How a mathematical fluid dynamics model (in most cases we solved and analysis through Navier Stokes equations and graphs) directly connect to physical models (experimental work) like mechanical ones are doing?
The Navier Stokes equations are developed based on mathematical relationships (vector calculus and differential /integral equations) for analyzing dynamic behavior of a fluid in physical systems (environments) to a very high accuracy using the primitive variables, e.g. pressure, velocity, density and viscosity
These variables are considered fundamental to any fluid and its characteristics truly represent the actual system which change with varying boundary conditions according to complexity of physical model.
Though in experiment work, the conditions represent the same model, it may involve additional factors such as errors during measurement of physical quantities. Essentially there always exist some differences between computed solutions and experiment work or results to validate the model entities.
Hence, the whole idea behind the development of mathematical fluid dynamic model using N-S equations was to understand and investigate these scientific intricacies with more detail and clarity.

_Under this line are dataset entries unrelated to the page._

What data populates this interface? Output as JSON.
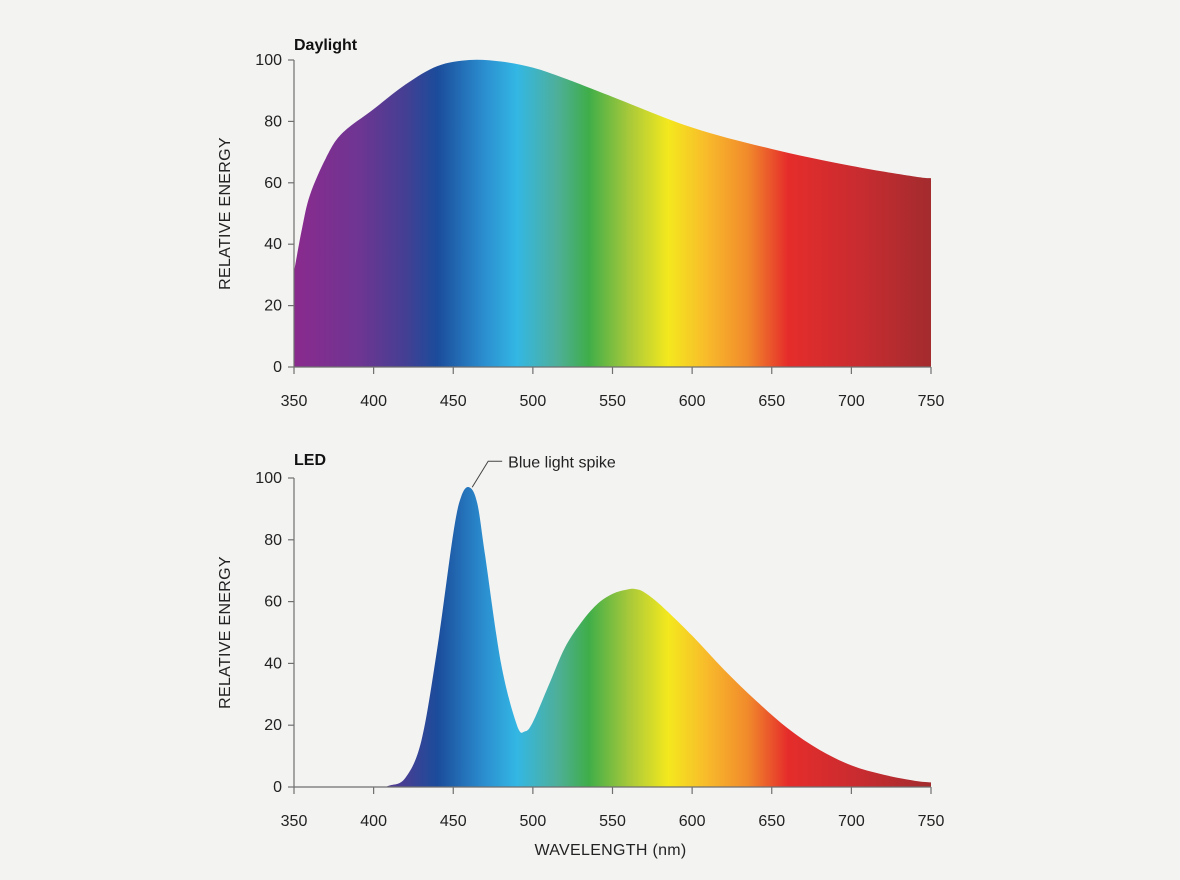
{
  "chart_data": [
    {
      "type": "area",
      "title": "Daylight",
      "xlabel": "",
      "ylabel": "RELATIVE ENERGY",
      "xlim": [
        350,
        750
      ],
      "ylim": [
        0,
        100
      ],
      "x_ticks": [
        "350",
        "400",
        "450",
        "500",
        "550",
        "600",
        "650",
        "700",
        "750"
      ],
      "y_ticks": [
        "0",
        "20",
        "40",
        "60",
        "80",
        "100"
      ],
      "grid": false,
      "fill": "visible-spectrum gradient",
      "series": [
        {
          "x": [
            350,
            355,
            360,
            370,
            380,
            400,
            420,
            440,
            460,
            480,
            500,
            520,
            550,
            600,
            650,
            700,
            740,
            750
          ],
          "values": [
            31,
            45,
            56,
            68,
            76,
            84,
            92,
            98,
            100,
            99.5,
            97.5,
            94,
            88,
            78,
            71,
            65.5,
            62,
            61.5
          ]
        }
      ]
    },
    {
      "type": "area",
      "title": "LED",
      "xlabel": "WAVELENGTH (nm)",
      "ylabel": "RELATIVE ENERGY",
      "xlim": [
        350,
        750
      ],
      "ylim": [
        0,
        100
      ],
      "x_ticks": [
        "350",
        "400",
        "450",
        "500",
        "550",
        "600",
        "650",
        "700",
        "750"
      ],
      "y_ticks": [
        "0",
        "20",
        "40",
        "60",
        "80",
        "100"
      ],
      "grid": false,
      "fill": "visible-spectrum gradient",
      "annotations": [
        {
          "text": "Blue light spike",
          "x": 460,
          "y": 97
        }
      ],
      "series": [
        {
          "x": [
            350,
            400,
            410,
            420,
            430,
            440,
            450,
            455,
            460,
            465,
            470,
            480,
            490,
            495,
            500,
            510,
            520,
            530,
            540,
            550,
            560,
            565,
            570,
            580,
            600,
            620,
            640,
            660,
            680,
            700,
            720,
            740,
            750
          ],
          "values": [
            0,
            0,
            0.5,
            3,
            15,
            45,
            82,
            94,
            97,
            92,
            75,
            40,
            20,
            18,
            21,
            33,
            45,
            53,
            59,
            62.5,
            64,
            64,
            63,
            59,
            49,
            38,
            28,
            19,
            12,
            7,
            4,
            2,
            1.5
          ]
        }
      ]
    }
  ],
  "colors": {
    "background": "#f3f3f2",
    "axis": "#6f6f6f",
    "text": "#222222",
    "spectrum_stops": [
      {
        "nm": 350,
        "color": "#8a2a8e"
      },
      {
        "nm": 390,
        "color": "#6f3592"
      },
      {
        "nm": 420,
        "color": "#443f93"
      },
      {
        "nm": 440,
        "color": "#1b4c9b"
      },
      {
        "nm": 470,
        "color": "#2b8fd0"
      },
      {
        "nm": 490,
        "color": "#33b7e4"
      },
      {
        "nm": 515,
        "color": "#4eaf9b"
      },
      {
        "nm": 535,
        "color": "#3fae49"
      },
      {
        "nm": 560,
        "color": "#a6c83a"
      },
      {
        "nm": 585,
        "color": "#f4e81e"
      },
      {
        "nm": 610,
        "color": "#f8b92b"
      },
      {
        "nm": 635,
        "color": "#f18a2b"
      },
      {
        "nm": 660,
        "color": "#e52d2b"
      },
      {
        "nm": 705,
        "color": "#c82c30"
      },
      {
        "nm": 750,
        "color": "#a32b2e"
      }
    ]
  }
}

Integrating a mathematical fluid dynamics model with experimental data involves combining theoretical equations with real-world observations. Initially, a mathematical model is developed based on fundamental fluid dynamics principles, considering factors such as Navier-Stokes equations, continuity equations, and boundary conditions.
The model parameters are then calibrated and validated against experimental data. This involves adjusting the model's coefficients to best match the observed behavior in experiments. The calibration process fine-tunes the model's predictions, ensuring it accurately represents the physical phenomena under investigation.

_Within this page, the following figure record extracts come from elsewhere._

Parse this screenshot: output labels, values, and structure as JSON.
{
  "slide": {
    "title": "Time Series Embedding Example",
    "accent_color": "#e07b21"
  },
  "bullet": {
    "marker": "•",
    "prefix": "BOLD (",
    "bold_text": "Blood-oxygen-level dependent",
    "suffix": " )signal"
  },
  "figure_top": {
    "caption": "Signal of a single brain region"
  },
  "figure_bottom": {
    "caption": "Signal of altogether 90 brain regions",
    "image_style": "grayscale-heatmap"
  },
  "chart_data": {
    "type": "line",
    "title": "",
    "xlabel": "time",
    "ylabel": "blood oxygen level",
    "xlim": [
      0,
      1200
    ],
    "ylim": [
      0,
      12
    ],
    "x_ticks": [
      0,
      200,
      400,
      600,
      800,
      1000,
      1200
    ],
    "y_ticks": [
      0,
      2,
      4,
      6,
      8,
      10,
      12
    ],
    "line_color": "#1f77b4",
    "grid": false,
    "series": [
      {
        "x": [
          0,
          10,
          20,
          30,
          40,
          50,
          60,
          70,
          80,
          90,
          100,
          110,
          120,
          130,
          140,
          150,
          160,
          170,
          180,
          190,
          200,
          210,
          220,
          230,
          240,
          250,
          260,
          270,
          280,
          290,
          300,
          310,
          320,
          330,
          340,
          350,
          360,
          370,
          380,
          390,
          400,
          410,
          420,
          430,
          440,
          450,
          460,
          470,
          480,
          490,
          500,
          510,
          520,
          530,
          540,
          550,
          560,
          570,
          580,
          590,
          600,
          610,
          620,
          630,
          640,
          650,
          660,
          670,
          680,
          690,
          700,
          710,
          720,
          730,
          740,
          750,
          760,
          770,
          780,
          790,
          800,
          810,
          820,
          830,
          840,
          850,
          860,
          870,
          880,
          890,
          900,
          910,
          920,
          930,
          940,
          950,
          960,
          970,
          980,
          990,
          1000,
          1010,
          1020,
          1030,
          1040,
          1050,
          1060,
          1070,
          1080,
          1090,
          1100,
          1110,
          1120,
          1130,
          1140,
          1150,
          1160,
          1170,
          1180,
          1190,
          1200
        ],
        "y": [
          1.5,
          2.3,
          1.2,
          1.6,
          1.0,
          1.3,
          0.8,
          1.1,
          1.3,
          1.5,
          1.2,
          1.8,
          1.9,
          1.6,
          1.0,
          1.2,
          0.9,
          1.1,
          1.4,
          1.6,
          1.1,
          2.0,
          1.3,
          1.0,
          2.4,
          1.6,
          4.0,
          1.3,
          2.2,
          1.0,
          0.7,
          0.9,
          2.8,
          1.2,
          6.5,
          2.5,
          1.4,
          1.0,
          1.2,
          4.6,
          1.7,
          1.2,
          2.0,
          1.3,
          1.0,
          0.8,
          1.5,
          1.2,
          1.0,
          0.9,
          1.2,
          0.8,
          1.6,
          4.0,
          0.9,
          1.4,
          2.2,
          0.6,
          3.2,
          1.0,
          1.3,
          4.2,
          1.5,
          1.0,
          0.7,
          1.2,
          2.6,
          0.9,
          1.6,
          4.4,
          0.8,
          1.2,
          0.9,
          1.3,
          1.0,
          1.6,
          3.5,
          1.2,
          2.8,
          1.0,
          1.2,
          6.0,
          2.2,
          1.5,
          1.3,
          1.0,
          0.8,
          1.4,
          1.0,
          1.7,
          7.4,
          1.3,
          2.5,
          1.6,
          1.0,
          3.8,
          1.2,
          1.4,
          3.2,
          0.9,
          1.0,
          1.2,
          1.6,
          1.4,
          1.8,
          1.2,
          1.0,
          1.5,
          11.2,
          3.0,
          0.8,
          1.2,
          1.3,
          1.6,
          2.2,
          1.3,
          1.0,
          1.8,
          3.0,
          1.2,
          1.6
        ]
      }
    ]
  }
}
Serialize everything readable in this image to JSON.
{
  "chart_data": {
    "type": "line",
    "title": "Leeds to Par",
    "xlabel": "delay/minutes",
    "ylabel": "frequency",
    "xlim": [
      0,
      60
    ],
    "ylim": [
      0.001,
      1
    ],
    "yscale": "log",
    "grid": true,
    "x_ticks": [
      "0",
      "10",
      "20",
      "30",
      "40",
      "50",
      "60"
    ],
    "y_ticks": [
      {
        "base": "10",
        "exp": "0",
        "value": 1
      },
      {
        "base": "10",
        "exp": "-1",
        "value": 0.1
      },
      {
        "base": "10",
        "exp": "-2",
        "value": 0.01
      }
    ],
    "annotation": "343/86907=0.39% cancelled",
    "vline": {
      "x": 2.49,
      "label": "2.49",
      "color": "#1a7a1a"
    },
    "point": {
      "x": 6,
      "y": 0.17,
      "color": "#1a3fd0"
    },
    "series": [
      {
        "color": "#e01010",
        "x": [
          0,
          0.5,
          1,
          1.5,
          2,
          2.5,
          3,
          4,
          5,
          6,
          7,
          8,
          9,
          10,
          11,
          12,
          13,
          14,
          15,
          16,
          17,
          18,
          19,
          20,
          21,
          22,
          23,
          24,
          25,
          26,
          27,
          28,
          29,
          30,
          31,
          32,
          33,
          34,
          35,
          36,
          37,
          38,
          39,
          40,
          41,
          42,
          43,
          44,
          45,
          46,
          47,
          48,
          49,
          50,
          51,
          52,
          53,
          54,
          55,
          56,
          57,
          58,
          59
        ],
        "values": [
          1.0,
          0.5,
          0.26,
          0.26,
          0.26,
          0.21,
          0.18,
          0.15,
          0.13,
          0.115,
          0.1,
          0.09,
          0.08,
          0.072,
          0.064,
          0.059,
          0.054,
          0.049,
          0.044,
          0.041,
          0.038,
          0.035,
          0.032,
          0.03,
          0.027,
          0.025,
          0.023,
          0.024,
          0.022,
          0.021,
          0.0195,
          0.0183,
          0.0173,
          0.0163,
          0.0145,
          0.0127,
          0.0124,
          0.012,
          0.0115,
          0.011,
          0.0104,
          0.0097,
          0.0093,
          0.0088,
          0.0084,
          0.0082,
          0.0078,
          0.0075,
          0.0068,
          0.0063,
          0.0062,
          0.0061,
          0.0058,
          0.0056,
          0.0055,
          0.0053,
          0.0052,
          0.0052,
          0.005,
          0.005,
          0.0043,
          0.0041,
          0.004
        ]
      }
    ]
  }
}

Once calibrated, the model can be used to simulate scenarios beyond the experimental conditions, providing insights into the system's behavior under various circumstances. This integration allows researchers to extrapolate findings, optimize designs, or predict outcomes beyond the scope of the actual experiments.

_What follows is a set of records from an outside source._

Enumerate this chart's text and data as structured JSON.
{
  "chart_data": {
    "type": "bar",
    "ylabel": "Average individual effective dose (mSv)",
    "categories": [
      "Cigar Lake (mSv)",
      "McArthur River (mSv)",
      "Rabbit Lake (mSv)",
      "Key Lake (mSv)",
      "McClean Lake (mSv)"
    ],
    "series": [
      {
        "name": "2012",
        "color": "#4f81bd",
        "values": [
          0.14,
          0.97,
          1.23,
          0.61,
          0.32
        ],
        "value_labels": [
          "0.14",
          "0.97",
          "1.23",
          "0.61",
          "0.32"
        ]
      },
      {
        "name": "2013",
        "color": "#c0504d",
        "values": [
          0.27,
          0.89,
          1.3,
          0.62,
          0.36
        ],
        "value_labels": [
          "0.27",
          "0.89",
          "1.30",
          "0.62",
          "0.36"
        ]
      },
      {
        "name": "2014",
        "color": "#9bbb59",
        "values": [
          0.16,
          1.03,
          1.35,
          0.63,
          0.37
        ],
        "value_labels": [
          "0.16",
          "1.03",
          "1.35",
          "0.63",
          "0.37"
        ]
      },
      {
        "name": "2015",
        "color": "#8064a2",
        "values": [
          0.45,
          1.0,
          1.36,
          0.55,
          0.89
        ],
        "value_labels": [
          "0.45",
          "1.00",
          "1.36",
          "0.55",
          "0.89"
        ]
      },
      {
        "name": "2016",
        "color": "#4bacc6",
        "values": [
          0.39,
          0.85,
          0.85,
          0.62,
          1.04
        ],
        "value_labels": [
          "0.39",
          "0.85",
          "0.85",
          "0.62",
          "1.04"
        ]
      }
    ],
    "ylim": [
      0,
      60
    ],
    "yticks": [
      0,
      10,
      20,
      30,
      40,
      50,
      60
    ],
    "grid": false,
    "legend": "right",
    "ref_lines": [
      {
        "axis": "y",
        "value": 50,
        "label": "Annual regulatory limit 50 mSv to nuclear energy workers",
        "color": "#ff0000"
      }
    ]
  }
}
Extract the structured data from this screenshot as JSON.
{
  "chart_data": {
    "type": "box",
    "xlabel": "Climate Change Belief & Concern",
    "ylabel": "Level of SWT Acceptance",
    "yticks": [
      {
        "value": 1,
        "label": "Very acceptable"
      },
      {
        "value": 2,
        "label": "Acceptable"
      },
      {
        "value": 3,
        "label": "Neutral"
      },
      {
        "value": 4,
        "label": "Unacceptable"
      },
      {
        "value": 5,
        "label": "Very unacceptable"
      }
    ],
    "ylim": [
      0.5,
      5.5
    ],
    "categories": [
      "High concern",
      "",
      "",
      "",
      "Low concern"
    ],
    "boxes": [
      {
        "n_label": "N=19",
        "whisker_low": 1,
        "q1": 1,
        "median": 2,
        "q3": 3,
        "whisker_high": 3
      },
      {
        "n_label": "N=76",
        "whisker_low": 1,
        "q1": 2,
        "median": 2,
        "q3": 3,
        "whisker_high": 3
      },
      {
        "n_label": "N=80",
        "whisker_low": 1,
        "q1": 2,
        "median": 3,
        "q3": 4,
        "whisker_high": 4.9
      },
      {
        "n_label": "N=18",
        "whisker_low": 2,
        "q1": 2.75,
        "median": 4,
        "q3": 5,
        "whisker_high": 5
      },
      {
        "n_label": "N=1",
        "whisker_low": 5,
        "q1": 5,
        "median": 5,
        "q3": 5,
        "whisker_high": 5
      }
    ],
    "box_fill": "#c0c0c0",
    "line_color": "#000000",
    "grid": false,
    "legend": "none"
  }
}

It's crucial to note that the success of this integration depends on the accuracy of the mathematical model, the quality of experimental data, and the thoroughness of the calibration process. Continuous refinement and validation against new experimental data are essential to enhance the model's predictive capabilities and ensure its reliability in diverse scenarios.
Both experimental and numerical procedures are constrained by several htpotheses. Those constitute a model, you need to prescribe the math that fulfills the experinental model to have a congruent result.
if you have a more specific flow problem, the discussione could be more focused.